Nikola T. Kašiković went on to become one of Bosnia and Herzegovina’s most important cultural figures. Under the auspices of the Serbian Teachers Association in Sarajevo in 1885, Kašiković and three other teachers at Miss Irby Teachers' College—Bozidar Nikašinović (b. 1863), Nikola Šumonja (1865-1927) and Stevo Kaluđerčić (1864-1948) -- founded the first Bosnian Serb literary-cultural journal, Bosanska vila (The Bosnian Muse) which was in circulation from 1885 until 1914. It rapidly became the most important journal in the country, as well as a leading cultural journal among South Slavs outside the region. Bosanska vila published folklore, poetry, short stories, translations and reported on Serbian cultural events from across the Balkans. The journal served as a forum of discussion about not yet attained goals of education and literary and artistic collaborative works by a new generation of writers, namely Aleksa Šantić, Jovan Dučić, Veljko Petrović, Vladimir Ćorović, Svetozar Ćorović, Petar Kočić, Milan Prelog and others. As such, the people involved with the journal, particularly Nikola Kašiković, were constantly under the watchful eye of the authorities, monitored wherever they went.
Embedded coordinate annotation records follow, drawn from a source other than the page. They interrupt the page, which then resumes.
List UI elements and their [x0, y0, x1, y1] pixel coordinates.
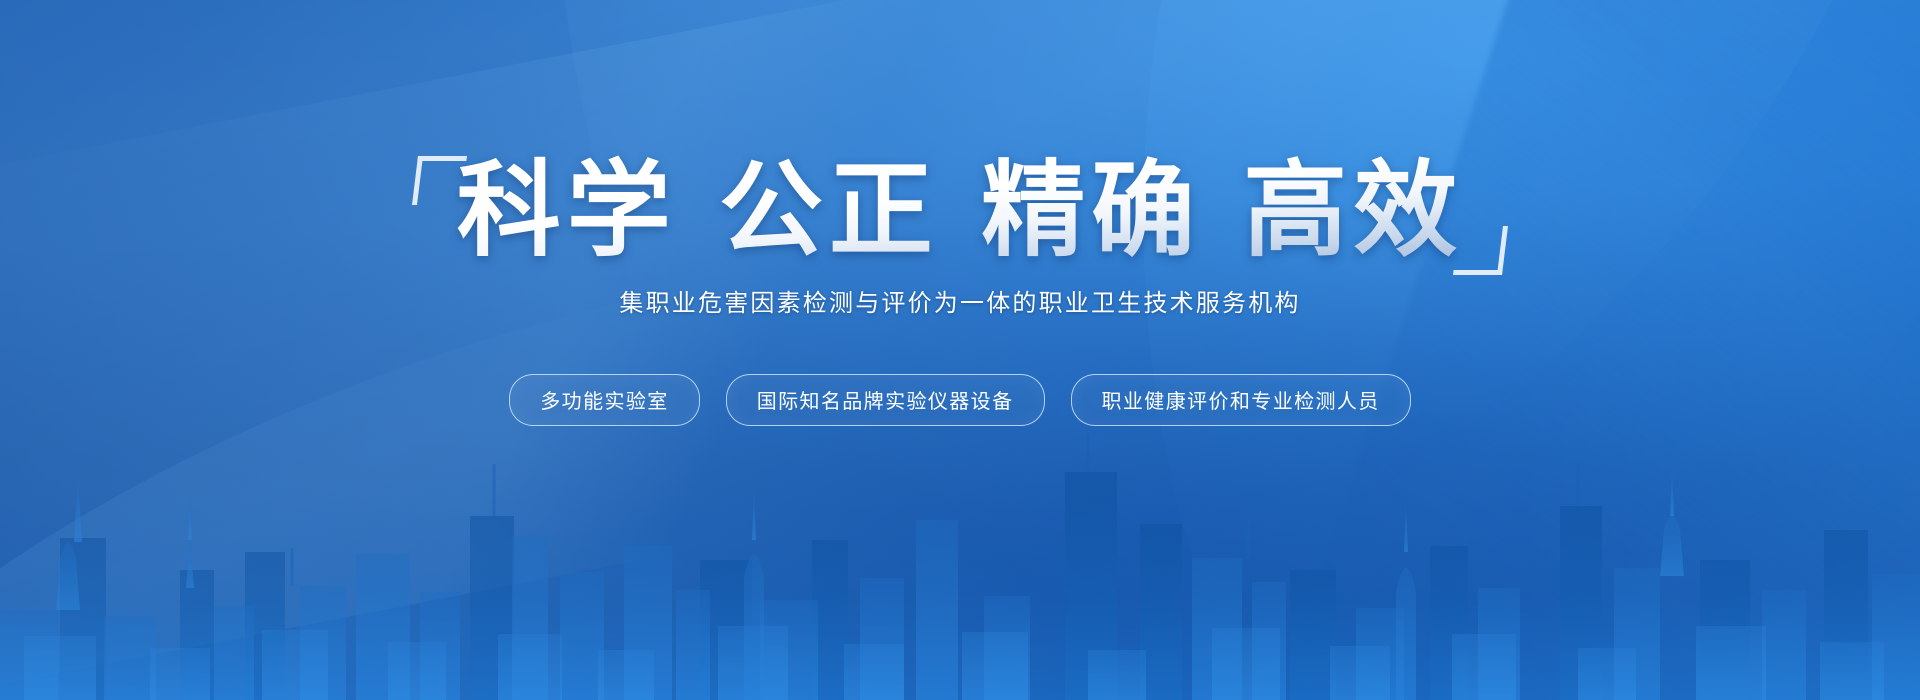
headline-block: 科学 公正 精确 高效 [411, 150, 1510, 271]
feature-pill-list: 多功能实验室 国际知名品牌实验仪器设备 职业健康评价和专业检测人员 [0, 374, 1920, 426]
headline-wrapper: 科学 公正 精确 高效 [0, 150, 1920, 271]
banner-content: 科学 公正 精确 高效 集职业危害因素检测与评价为一体的职业卫生技术服务机构 多… [0, 0, 1920, 700]
feature-pill-lab[interactable]: 多功能实验室 [509, 374, 699, 426]
banner-subtitle: 集职业危害因素检测与评价为一体的职业卫生技术服务机构 [0, 283, 1920, 318]
feature-pill-staff[interactable]: 职业健康评价和专业检测人员 [1071, 374, 1411, 426]
page-title: 科学 公正 精确 高效 [457, 150, 1464, 271]
hero-banner: 科学 公正 精确 高效 集职业危害因素检测与评价为一体的职业卫生技术服务机构 多… [0, 0, 1920, 700]
feature-pill-equipment[interactable]: 国际知名品牌实验仪器设备 [726, 374, 1045, 426]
In 1887, Nikola T. Kašiković took over the duties of two previous editors Bozidar Nikašinović (1885-1886) and Nikola Šumonja (1886-1887), and retained the same position for the next 26 years, until the outbreak of World War I, thanks to the efforts of his wife Stoja Kašiković.

When Nikola became ill and bed-ridden in 1891, Stoja Kašiković became the journal's (Bosanska Vila) acting editor-in-chief, moving the journal’s administrative headquarters from the Serb elementary schoolhouse to the Kašiković family residence. She also received assistance from an experienced administrator, Stevo Kaluđerčić. But like other women of her time, her work went mainly unrecognized and it was Kaludjerčić’s name that appeared on the 1891 masthead of each issue of the journal as editor-in-chief. After Nikola’s recovery the following year, Stoja continued to act as his trusted co-editor and collaborator, also contributing on occasion. Since a great number of subscribers lived in Belgrade, Nikola and Stoja were in correspondence with the intellectual crowd of that city, namely Milorad Pavlović and Isidora Sekulić. Stoja eventually did receive public acclaim for her cultural work. In 1910, historian and friend of the Kašiković couple, Vladimir Ćorović presented a comprehensive history of Bosanska Vila in his address on the occasion of the 25th anniversary of its founding. Nikola and Stoja Kašiković received decorations from the governments of Serbia and Montenegro. Also, the couple received a laurel wreath which was presented by the Philanthropic Organization of Serbian Ladies (Kolo srspski sestara), as a gesture of their appreciation.